In 1999, Insurance Law § 7434 (a) was amended to establish a priority for the distribution of an insolvent insurer’s estate among nine classes of creditors (L 1999, ch 135, § 5). The statute provides that no subclasses shall be established within any class (§ 7434 [a] [1]). In 2005, subsection (e) was added to the statute, making the distribution hierarchy applicable as of its effective date regardless of when the liquidation proceeding was commenced (L 2005, ch 33, § 2). The claims of the MPHs and other policyholders fall within class two, claims under policies (§ 7434 [a] [1] [ii]). The interpretation of Midland’s policies under the laws of more than one state would cause disparate results in the determination of policyholders’ claims. These differences in treatment would run afoul of the statute by creating subclasses among the policyholders-creditors. Therefore, section 7434 necessitates the interpretation of Midland’s policies under the law of one state, even accepting the MPHs’ argument that the statute’s amendment abrogated the requirement of equality among creditors in liquidation.

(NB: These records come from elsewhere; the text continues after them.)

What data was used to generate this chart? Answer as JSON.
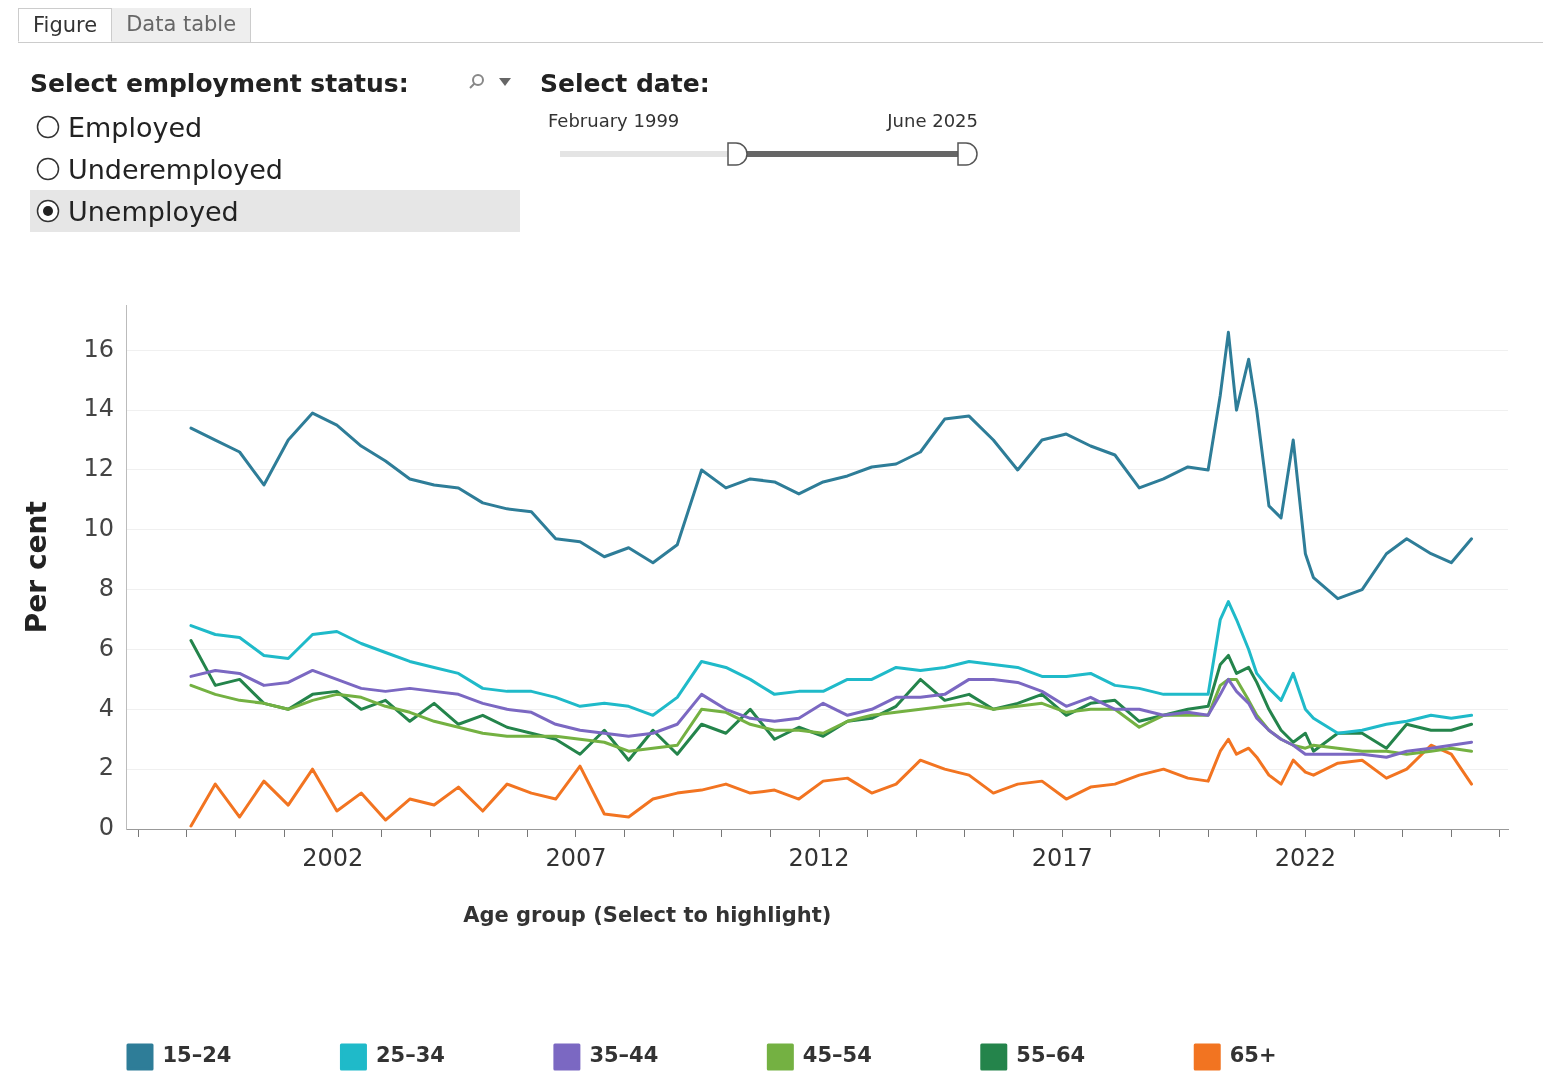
{
  "chart_data": {
    "type": "line",
    "ylabel": "Per cent",
    "legend_title": "Age group (Select to highlight)",
    "legend": "bottom",
    "grid": "y",
    "marker": "none",
    "line_style": "solid",
    "annotations": [
      "Figure",
      "Data table",
      "Select employment status:",
      "Employed",
      "Underemployed",
      "Unemployed",
      "Select date:",
      "February 1999",
      "June 2025"
    ],
    "xlim": [
      "1997-10",
      "2026-03"
    ],
    "ylim": [
      0,
      17.5
    ],
    "yticks": [
      0,
      2,
      4,
      6,
      8,
      10,
      12,
      14,
      16
    ],
    "xticks": [
      {
        "value": "1998",
        "label": null
      },
      {
        "value": "1999",
        "label": null
      },
      {
        "value": "2000",
        "label": null
      },
      {
        "value": "2001",
        "label": null
      },
      {
        "value": "2002",
        "label": "2002"
      },
      {
        "value": "2003",
        "label": null
      },
      {
        "value": "2004",
        "label": null
      },
      {
        "value": "2005",
        "label": null
      },
      {
        "value": "2006",
        "label": null
      },
      {
        "value": "2007",
        "label": "2007"
      },
      {
        "value": "2008",
        "label": null
      },
      {
        "value": "2009",
        "label": null
      },
      {
        "value": "2010",
        "label": null
      },
      {
        "value": "2011",
        "label": null
      },
      {
        "value": "2012",
        "label": "2012"
      },
      {
        "value": "2013",
        "label": null
      },
      {
        "value": "2014",
        "label": null
      },
      {
        "value": "2015",
        "label": null
      },
      {
        "value": "2016",
        "label": null
      },
      {
        "value": "2017",
        "label": "2017"
      },
      {
        "value": "2018",
        "label": null
      },
      {
        "value": "2019",
        "label": null
      },
      {
        "value": "2020",
        "label": null
      },
      {
        "value": "2021",
        "label": null
      },
      {
        "value": "2022",
        "label": "2022"
      },
      {
        "value": "2023",
        "label": null
      },
      {
        "value": "2024",
        "label": null
      },
      {
        "value": "2025",
        "label": null
      },
      {
        "value": "2026",
        "label": null
      }
    ],
    "x": [
      "1999-02",
      "1999-08",
      "2000-02",
      "2000-08",
      "2001-02",
      "2001-08",
      "2002-02",
      "2002-08",
      "2003-02",
      "2003-08",
      "2004-02",
      "2004-08",
      "2005-02",
      "2005-08",
      "2006-02",
      "2006-08",
      "2007-02",
      "2007-08",
      "2008-02",
      "2008-08",
      "2009-02",
      "2009-08",
      "2010-02",
      "2010-08",
      "2011-02",
      "2011-08",
      "2012-02",
      "2012-08",
      "2013-02",
      "2013-08",
      "2014-02",
      "2014-08",
      "2015-02",
      "2015-08",
      "2016-02",
      "2016-08",
      "2017-02",
      "2017-08",
      "2018-02",
      "2018-08",
      "2019-02",
      "2019-08",
      "2020-01",
      "2020-04",
      "2020-06",
      "2020-08",
      "2020-11",
      "2021-01",
      "2021-04",
      "2021-07",
      "2021-10",
      "2022-01",
      "2022-03",
      "2022-09",
      "2023-03",
      "2023-09",
      "2024-02",
      "2024-08",
      "2025-01",
      "2025-06"
    ],
    "series": [
      {
        "name": "15–24",
        "color": "#2e7d98",
        "values": [
          13.4,
          13.0,
          12.6,
          11.5,
          13.0,
          13.9,
          13.5,
          12.8,
          12.3,
          11.7,
          11.5,
          11.4,
          10.9,
          10.7,
          10.6,
          9.7,
          9.6,
          9.1,
          9.4,
          8.9,
          9.5,
          12.0,
          11.4,
          11.7,
          11.6,
          11.2,
          11.6,
          11.8,
          12.1,
          12.2,
          12.6,
          13.7,
          13.8,
          13.0,
          12.0,
          13.0,
          13.2,
          12.8,
          12.5,
          11.4,
          11.7,
          12.1,
          12.0,
          14.5,
          16.6,
          14.0,
          15.7,
          14.0,
          10.8,
          10.4,
          13.0,
          9.2,
          8.4,
          7.7,
          8.0,
          9.2,
          9.7,
          9.2,
          8.9,
          9.7
        ]
      },
      {
        "name": "25–34",
        "color": "#1fbac9",
        "values": [
          6.8,
          6.5,
          6.4,
          5.8,
          5.7,
          6.5,
          6.6,
          6.2,
          5.9,
          5.6,
          5.4,
          5.2,
          4.7,
          4.6,
          4.6,
          4.4,
          4.1,
          4.2,
          4.1,
          3.8,
          4.4,
          5.6,
          5.4,
          5.0,
          4.5,
          4.6,
          4.6,
          5.0,
          5.0,
          5.4,
          5.3,
          5.4,
          5.6,
          5.5,
          5.4,
          5.1,
          5.1,
          5.2,
          4.8,
          4.7,
          4.5,
          4.5,
          4.5,
          7.0,
          7.6,
          7.0,
          6.0,
          5.2,
          4.7,
          4.3,
          5.2,
          4.0,
          3.7,
          3.2,
          3.3,
          3.5,
          3.6,
          3.8,
          3.7,
          3.8
        ]
      },
      {
        "name": "35–44",
        "color": "#7b68c2",
        "values": [
          5.1,
          5.3,
          5.2,
          4.8,
          4.9,
          5.3,
          5.0,
          4.7,
          4.6,
          4.7,
          4.6,
          4.5,
          4.2,
          4.0,
          3.9,
          3.5,
          3.3,
          3.2,
          3.1,
          3.2,
          3.5,
          4.5,
          4.0,
          3.7,
          3.6,
          3.7,
          4.2,
          3.8,
          4.0,
          4.4,
          4.4,
          4.5,
          5.0,
          5.0,
          4.9,
          4.6,
          4.1,
          4.4,
          4.0,
          4.0,
          3.8,
          3.9,
          3.8,
          4.5,
          5.0,
          4.6,
          4.2,
          3.7,
          3.3,
          3.0,
          2.8,
          2.5,
          2.5,
          2.5,
          2.5,
          2.4,
          2.6,
          2.7,
          2.8,
          2.9
        ]
      },
      {
        "name": "45–54",
        "color": "#74b142",
        "values": [
          4.8,
          4.5,
          4.3,
          4.2,
          4.0,
          4.3,
          4.5,
          4.4,
          4.1,
          3.9,
          3.6,
          3.4,
          3.2,
          3.1,
          3.1,
          3.1,
          3.0,
          2.9,
          2.6,
          2.7,
          2.8,
          4.0,
          3.9,
          3.5,
          3.3,
          3.3,
          3.2,
          3.6,
          3.8,
          3.9,
          4.0,
          4.1,
          4.2,
          4.0,
          4.1,
          4.2,
          3.9,
          4.0,
          4.0,
          3.4,
          3.8,
          3.8,
          3.8,
          4.8,
          5.0,
          5.0,
          4.3,
          3.8,
          3.3,
          3.0,
          2.8,
          2.7,
          2.8,
          2.7,
          2.6,
          2.6,
          2.5,
          2.6,
          2.7,
          2.6
        ]
      },
      {
        "name": "55–64",
        "color": "#24844b",
        "values": [
          6.3,
          4.8,
          5.0,
          4.2,
          4.0,
          4.5,
          4.6,
          4.0,
          4.3,
          3.6,
          4.2,
          3.5,
          3.8,
          3.4,
          3.2,
          3.0,
          2.5,
          3.3,
          2.3,
          3.3,
          2.5,
          3.5,
          3.2,
          4.0,
          3.0,
          3.4,
          3.1,
          3.6,
          3.7,
          4.1,
          5.0,
          4.3,
          4.5,
          4.0,
          4.2,
          4.5,
          3.8,
          4.2,
          4.3,
          3.6,
          3.8,
          4.0,
          4.1,
          5.5,
          5.8,
          5.2,
          5.4,
          4.9,
          4.0,
          3.3,
          2.9,
          3.2,
          2.6,
          3.2,
          3.2,
          2.7,
          3.5,
          3.3,
          3.3,
          3.5
        ]
      },
      {
        "name": "65+",
        "color": "#f27421",
        "values": [
          0.1,
          1.5,
          0.4,
          1.6,
          0.8,
          2.0,
          0.6,
          1.2,
          0.3,
          1.0,
          0.8,
          1.4,
          0.6,
          1.5,
          1.2,
          1.0,
          2.1,
          0.5,
          0.4,
          1.0,
          1.2,
          1.3,
          1.5,
          1.2,
          1.3,
          1.0,
          1.6,
          1.7,
          1.2,
          1.5,
          2.3,
          2.0,
          1.8,
          1.2,
          1.5,
          1.6,
          1.0,
          1.4,
          1.5,
          1.8,
          2.0,
          1.7,
          1.6,
          2.6,
          3.0,
          2.5,
          2.7,
          2.4,
          1.8,
          1.5,
          2.3,
          1.9,
          1.8,
          2.2,
          2.3,
          1.7,
          2.0,
          2.8,
          2.5,
          1.5
        ]
      }
    ]
  }
}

Accordingly, the order of the Supreme Court, New York County (Michael D. Stallman, J.), entered April 21, 2008, which granted the major policyholders’ motion for partial summary judgment declaring that for each policyholder an individualized choice-of-law review must be undertaken following the “grouping of contacts” approach and giving predominant weight to the policyholder’s principal place of business, and denied the intervening reinsurers’ cross motion for partial summary judgment on the applicability of New York substantive law to all policyholder claims under the Midland policies in the liquidation, should be reversed, on the law, without costs, the MPHs’ motion denied, and the intervening reinsurers’ cross motion granted, declaring that New York substantive law governs the interpretation and application of the Midland insurance policies at issue in this liquidation proceeding.

Mazzarelli, J.P., Saxe and Catterson, JJ., concur.

Order, Supreme Court, New York County, entered April 21, 2008, reversed, on the law, without costs, the MPHs’ motion denied, and the intervening reinsurers’ cross motion granted, declaring that New York substantive law governs the interpre*228tation and application of the Midland insurance policies at issue in this liquidation proceeding.